LLMs for Text-Based Exploration and Navigation Under Partial Observability
Summary: arXiv:2604.09604v1 Announce Type: new
Abstract: Exploration and goal-directed navigation in unknown layouts are central to inspection, logistics, and search-and-rescue. We ask whether large language models (LLMs) can function as text-only controllers under partial observability — without code execution, tools, or program synthesis.
Introduction
The capacity of large language models (LLMs) to operate as text-only controllers in environments where information is partially visible raises intriguing questions about their applicability in practical scenarios. This study aims to explore whether these models can effectively navigate and explore unknown layouts, which is critical in fields like inspection, logistics, and search-and-rescue operations.
Research Framework
To assess the capabilities of LLMs, we introduce a reproducible benchmark that involves oracle localization in fixed ASCII gridworlds. The experimental setup is designed such that at each step, only a local 5x5 window around the agent is revealed. The model must then select one of the four movement commands: UP, RIGHT, DOWN, or LEFT.
Methodology
The evaluation involves nine contemporary LLMs that include a mix of open and proprietary models, dense and Mixture of Experts configurations, as well as those tuned for instruction versus reasoning. The models are assessed on two distinct tasks across three layouts of increasing complexity:
- Exploration: Aimed at maximizing the number of revealed cells.
- Navigation: Focused on reaching the goal in the shortest possible path.
Results
The outcomes of the experiments are analyzed using various quantitative metrics, including:
- Success Rate: Measures the proportion of successful task completions.
- Efficiency: Evaluated through normalized coverage and path length compared to the oracle.

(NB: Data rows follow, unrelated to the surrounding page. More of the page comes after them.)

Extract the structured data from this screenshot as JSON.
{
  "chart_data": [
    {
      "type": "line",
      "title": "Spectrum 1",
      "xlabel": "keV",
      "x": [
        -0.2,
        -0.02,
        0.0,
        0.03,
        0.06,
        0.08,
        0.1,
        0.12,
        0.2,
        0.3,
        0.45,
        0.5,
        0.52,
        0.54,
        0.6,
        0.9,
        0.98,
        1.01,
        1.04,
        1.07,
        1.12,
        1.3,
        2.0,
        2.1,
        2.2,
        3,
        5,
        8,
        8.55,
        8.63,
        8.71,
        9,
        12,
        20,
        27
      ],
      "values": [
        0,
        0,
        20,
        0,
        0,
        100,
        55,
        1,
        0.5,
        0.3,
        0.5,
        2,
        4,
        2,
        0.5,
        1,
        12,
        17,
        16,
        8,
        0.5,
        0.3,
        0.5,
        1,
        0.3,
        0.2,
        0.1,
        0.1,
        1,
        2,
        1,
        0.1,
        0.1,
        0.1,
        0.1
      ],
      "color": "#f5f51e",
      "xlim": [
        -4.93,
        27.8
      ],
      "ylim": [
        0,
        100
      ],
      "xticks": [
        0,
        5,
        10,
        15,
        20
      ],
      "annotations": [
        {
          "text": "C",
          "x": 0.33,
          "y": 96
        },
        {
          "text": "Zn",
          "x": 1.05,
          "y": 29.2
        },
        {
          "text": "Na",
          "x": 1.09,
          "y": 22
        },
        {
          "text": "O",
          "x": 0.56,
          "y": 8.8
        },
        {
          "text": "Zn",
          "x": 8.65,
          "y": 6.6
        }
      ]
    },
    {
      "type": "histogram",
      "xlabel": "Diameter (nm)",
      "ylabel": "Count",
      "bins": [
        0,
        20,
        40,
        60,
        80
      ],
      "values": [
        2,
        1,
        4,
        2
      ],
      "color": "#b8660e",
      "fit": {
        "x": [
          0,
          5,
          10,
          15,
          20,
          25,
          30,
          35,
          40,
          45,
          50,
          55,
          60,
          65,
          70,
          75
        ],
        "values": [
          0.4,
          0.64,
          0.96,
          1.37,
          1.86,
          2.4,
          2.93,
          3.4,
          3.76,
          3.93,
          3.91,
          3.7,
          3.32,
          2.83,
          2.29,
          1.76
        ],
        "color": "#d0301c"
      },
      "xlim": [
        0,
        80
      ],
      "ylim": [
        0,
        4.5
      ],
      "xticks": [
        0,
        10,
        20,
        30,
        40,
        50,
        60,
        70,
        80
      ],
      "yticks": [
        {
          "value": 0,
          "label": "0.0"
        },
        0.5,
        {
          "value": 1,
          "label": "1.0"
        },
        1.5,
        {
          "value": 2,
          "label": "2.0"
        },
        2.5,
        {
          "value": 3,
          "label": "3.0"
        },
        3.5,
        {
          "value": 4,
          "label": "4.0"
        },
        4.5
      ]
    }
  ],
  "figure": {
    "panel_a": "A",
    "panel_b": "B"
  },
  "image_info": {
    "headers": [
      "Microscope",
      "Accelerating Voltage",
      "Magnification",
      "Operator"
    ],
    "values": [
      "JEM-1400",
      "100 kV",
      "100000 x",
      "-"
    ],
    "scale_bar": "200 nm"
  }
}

Additionally, qualitative analysis is conducted to better understand the models’ performance. Notably, reasoning-tuned models demonstrate a reliable ability to complete navigation tasks across all layouts, although they still show less efficiency compared to oracle paths. Few-shot demonstrations in prompts significantly assist these models by minimizing invalid moves and reducing overall path lengths. However, traditional dense instruction models exhibit inconsistent performance.
Observations
Our research also highlights certain action priors, particularly UP and RIGHT, which can inadvertently cause looping behavior under conditions of partial observability. Furthermore, it becomes evident that the training regimen and deliberation processes employed during test time serve as better predictors of control ability than the raw parameter counts of the models.
Conclusion
The findings from this study suggest promising avenues for the practical deployment of LLMs in environments with partial observability. Specifically, the lightweight hybridization of LLMs with classical online planners emerges as a viable strategy for enhancing operational efficiency in partial map systems. This research contributes to understanding the potential and limitations of LLMs in real-world applications where navigation and exploration are essential.